Eliza Drury worked with me over the summer of 2015 in the Climate and Development Lab at Brown University to analyze geographic analysis in national adaptation programmes of action and apply geographic vulnerability analysis to the test case of Malawi’s climate change adaptation plans. We wanted to test whether adaptation plans really prioritized the places where climate change vulnerability is greatest, as defined in the adaptation planning process itself. We found that very few countries used geographic vulnerability analysis, but that the method helped improve the quality of proposed adaptation projects (see diagrams below).
We reviewed methods and guidelines for national adaptation planning provided by developing countries by the UNFCCC and Least Developed Countries Expert Group (LEG), and found that geographic analysis was recommended, but guidance was out of date. In response to this, Eliza took on senior work in environmental studies with myself and Dr. Timmons Roberts to update guidance for developing countries to use geographic vulnerability analysis using Malawi as an example case. She presented this work at the climate change research conference in Bangladesh and fulfilled an invitation to write a summary of the work for the Dhaka Tribune.

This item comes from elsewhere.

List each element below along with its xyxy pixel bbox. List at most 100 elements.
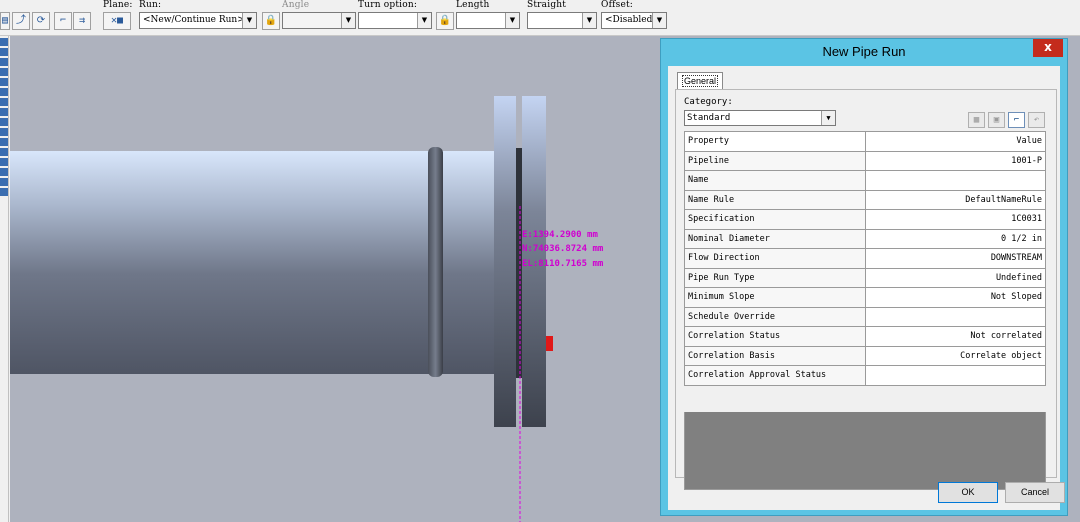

Together with collaborator Javier Gonzales and undergraduate researchers Eliza Drury and Kailani Acosta, I published chapter 5 of the report, focusing on the perspective of countries receiving climate change adaptation funds. In particular, we examined the national adaptation programmes of action (NAPA) and the funding they received for urgent climate change adaptation through the Least Developed Countries Fund (LDCF). The LDCF: is a fund established by the UNFCCC at the 7th conference of the parties, in 2001 in Marrakesh, and managed by the Global Environment Facility).
We found the adaptation planning and funding process to be extremely cumbersome, bureaucratic, and opaque. Much like donor countries, recipient countries frequently re-branded mainstream development projects as climate change and failed to flesh out the relationship between their proposed projects and vulnerability to climate change. The relationships between country-defined adaptation priorities and funded projects through the LDCF are often impossible to discern because
of tile changes, project consolidation, and project segmenting. Just try yourself to match projects from the NAPA database to projects funded by the LDCF in the GEF Project Database!
Recipient country government transparency of adaptation financing within its own borders is also very opaque, making it difficult for citizens or donor countries to hold them accountable for results. However, a few recipient countries and multilateral banks have started using aid management platforms to make development activities public through on-line databases and maps. Some examples include Development Gateway projects, the Open Aid Partnership, and the World Bank’s Global Reach database. These aid management platforms need to include variables indicating climate change vulnerabilities and adaptation at the level of individual project activity locations in order to make international adaptation finance more transparent and accountable.
As a GIS Teaching Fellow at Middlebury, I developed a methods course using entirely free and open source GIS software and data around the theme of studying population and environmental change in developing countries. We used SQLite, GRASS and QGIS to diagnose and fix errors in downloaded data and to analyze and visualize population density and change. We used SAGA, Google Earth, and QGIS to classify land cover from Landsat images, assess accuracy, and detect change over time. The worked examples in the lab manual are for Tanzania.
Two lectures each week helped deliver technical knowledge and methods. During the third lecture each week, we read and discussed GIScience theory on spatial data infrastructure, social construction of GIS methods and data, challenges and ethics of using GIS in development, and open source GIS and its potential in developing countries.
The course ran in spring 2014 and spring 2015. In 2015 we used a GitHub page to troubleshoot problems and experiment with collaboratively editing and visualizing a GeoJSON of their favorite places in Vermont. Each student ultimately completed an independent project for a developing country of their choice, and many of them have gone on to use open source GIS in their research, jobs, and businesses.